Among the lush ShiQiao garden, stands this humble tea house which embraces the traditional Chinese garden fundamentals while blending into the natural environment.
The tea house is known as the bamboo courtyard as it mainly uses bamboo to create an interesting play of vertical and horizontal lines. In some spaces, the vertical and horizontal elements intensify to form a psychedelic perspective, evoking a profound sensory perception.
Traditionally, Yangzhou courtyards are formed with inward facing pavilions, creating an internal landscape space. So, drawing inspiration from this, the bamboo courtyard was designed from a basic square footprint, fragmented into small spaces to create an internal landscape area.

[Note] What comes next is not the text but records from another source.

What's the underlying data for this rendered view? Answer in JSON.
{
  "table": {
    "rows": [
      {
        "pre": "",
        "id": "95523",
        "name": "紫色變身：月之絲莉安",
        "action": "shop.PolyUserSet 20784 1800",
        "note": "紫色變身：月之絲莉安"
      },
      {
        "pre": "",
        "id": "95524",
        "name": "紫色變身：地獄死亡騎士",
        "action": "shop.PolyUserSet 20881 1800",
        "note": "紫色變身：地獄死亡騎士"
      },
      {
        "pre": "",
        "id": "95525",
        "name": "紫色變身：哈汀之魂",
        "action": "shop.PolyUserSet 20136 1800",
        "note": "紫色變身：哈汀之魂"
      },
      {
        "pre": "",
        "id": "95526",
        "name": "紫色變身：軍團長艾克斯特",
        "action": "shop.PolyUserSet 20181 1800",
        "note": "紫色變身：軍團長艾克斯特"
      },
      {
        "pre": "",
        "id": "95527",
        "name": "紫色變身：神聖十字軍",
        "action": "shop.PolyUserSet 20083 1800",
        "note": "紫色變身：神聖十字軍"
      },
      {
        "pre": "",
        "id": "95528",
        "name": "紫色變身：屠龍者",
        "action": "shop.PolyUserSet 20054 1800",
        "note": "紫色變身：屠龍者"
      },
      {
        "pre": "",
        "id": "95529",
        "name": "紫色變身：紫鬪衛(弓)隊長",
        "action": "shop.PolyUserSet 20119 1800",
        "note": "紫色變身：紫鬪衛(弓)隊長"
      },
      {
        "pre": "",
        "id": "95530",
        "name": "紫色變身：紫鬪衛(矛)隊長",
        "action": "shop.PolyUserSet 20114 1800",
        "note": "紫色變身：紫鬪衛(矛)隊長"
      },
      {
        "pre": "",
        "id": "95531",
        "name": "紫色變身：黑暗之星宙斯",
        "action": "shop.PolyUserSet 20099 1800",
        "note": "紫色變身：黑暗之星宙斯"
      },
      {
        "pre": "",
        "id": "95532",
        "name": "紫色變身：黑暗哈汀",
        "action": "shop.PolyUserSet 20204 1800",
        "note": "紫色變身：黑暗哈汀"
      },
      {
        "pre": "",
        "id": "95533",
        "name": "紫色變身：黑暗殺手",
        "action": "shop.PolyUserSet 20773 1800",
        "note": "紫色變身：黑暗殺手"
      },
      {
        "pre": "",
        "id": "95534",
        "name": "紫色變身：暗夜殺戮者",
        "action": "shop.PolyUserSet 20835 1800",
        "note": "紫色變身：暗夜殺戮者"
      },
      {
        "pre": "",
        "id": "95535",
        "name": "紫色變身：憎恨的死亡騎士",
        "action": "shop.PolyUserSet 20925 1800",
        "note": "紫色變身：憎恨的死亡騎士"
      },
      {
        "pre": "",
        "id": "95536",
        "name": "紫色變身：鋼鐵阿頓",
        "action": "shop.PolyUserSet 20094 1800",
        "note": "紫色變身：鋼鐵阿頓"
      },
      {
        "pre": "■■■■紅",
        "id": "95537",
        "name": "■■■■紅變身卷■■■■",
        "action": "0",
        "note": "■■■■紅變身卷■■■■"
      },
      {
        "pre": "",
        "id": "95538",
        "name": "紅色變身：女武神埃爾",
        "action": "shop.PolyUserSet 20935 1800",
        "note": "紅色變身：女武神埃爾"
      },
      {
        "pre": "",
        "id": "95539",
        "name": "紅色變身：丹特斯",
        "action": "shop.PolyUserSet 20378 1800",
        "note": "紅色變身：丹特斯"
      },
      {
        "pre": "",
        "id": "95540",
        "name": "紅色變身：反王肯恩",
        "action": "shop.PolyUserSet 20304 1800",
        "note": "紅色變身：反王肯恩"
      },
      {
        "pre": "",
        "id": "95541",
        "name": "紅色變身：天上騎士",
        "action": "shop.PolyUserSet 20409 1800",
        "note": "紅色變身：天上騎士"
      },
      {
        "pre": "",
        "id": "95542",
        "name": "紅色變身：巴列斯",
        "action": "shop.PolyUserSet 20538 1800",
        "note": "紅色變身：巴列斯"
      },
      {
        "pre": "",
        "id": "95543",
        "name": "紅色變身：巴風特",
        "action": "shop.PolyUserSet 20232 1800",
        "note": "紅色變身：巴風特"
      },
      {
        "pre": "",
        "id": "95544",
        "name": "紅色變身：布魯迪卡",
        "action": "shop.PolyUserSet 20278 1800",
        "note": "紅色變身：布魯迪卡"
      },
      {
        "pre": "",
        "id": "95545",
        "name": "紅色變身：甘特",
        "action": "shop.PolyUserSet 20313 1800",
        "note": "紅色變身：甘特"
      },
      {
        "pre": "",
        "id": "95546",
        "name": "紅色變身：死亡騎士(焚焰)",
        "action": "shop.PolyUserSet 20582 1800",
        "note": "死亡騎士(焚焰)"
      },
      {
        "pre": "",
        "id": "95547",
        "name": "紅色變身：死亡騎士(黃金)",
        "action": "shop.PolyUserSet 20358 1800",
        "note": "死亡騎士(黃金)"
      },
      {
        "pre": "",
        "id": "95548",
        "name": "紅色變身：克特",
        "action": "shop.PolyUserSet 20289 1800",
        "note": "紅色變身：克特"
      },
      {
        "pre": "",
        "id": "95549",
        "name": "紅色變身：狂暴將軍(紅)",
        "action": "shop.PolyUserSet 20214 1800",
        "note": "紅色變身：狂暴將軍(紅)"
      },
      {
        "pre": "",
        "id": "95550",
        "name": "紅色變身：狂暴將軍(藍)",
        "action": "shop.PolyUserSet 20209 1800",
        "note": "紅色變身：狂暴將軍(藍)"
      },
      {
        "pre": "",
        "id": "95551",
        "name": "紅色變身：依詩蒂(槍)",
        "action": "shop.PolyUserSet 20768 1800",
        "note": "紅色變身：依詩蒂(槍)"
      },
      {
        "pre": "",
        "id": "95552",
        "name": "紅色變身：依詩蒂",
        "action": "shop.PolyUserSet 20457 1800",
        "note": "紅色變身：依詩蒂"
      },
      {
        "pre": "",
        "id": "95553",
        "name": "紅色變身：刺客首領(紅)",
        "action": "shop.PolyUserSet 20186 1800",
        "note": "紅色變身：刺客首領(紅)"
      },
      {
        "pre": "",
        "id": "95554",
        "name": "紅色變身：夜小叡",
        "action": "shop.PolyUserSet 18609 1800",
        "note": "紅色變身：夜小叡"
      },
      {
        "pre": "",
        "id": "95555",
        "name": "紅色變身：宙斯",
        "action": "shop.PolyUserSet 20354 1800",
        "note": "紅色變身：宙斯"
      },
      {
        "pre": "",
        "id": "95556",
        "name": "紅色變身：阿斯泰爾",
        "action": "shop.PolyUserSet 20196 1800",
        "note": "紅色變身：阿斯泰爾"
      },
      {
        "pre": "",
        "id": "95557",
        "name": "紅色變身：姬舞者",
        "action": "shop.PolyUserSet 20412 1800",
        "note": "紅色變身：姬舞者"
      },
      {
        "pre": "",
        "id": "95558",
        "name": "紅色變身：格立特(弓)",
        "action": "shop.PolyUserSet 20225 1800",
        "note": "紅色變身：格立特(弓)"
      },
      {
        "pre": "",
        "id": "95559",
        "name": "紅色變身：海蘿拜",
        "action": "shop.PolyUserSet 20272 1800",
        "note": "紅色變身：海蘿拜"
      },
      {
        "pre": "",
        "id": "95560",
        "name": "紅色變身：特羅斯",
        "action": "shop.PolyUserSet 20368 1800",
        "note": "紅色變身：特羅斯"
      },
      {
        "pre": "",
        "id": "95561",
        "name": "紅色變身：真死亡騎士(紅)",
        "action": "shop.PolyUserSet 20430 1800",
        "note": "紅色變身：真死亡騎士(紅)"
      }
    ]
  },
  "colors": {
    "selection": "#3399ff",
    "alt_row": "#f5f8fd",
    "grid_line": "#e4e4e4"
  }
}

Each of the spaces has views into the surrounding lake, allowing a panoramic view of the area.
As one walks through the bamboo courtyard, the asymmetrical corridors present an intentional semi-obstructed vision with the layering of bamboos.
There is a strong experiential sense of space, layered from one to another; from totally open to the internal lake to narrow spaces between the rough brick finish and bamboo curtain.
From the exterior, the bamboo courtyard has a cube form with a variation of solids and voids. The strong verticality becomes more apparent at night when the teahouse lights up to illuminate the surroundings. The simple form illustrates the harmonious blending of architecture with nature.
Moreover, the natural materials such as bamboo and bricks have low embodied energy and low impact on the environment. The pocket of voids improves natural ventilation within the bamboo courtyard while the thick brick wall retains heat in winter, reducing the dependency of mechanical heating and cooling system.
One who appreciates tea would understand that every serving of tea differs in colour, scent and taste even if it is from the same pot. There is a layering of experience in enjoying every cup of tea. Thus, the bamboo courtyard is an abstraction of the tea experience, creating layers of experience through spaces.
If tea is an art and architecture is a way of life, then the bamboo courtyard is the portrait of the both worlds.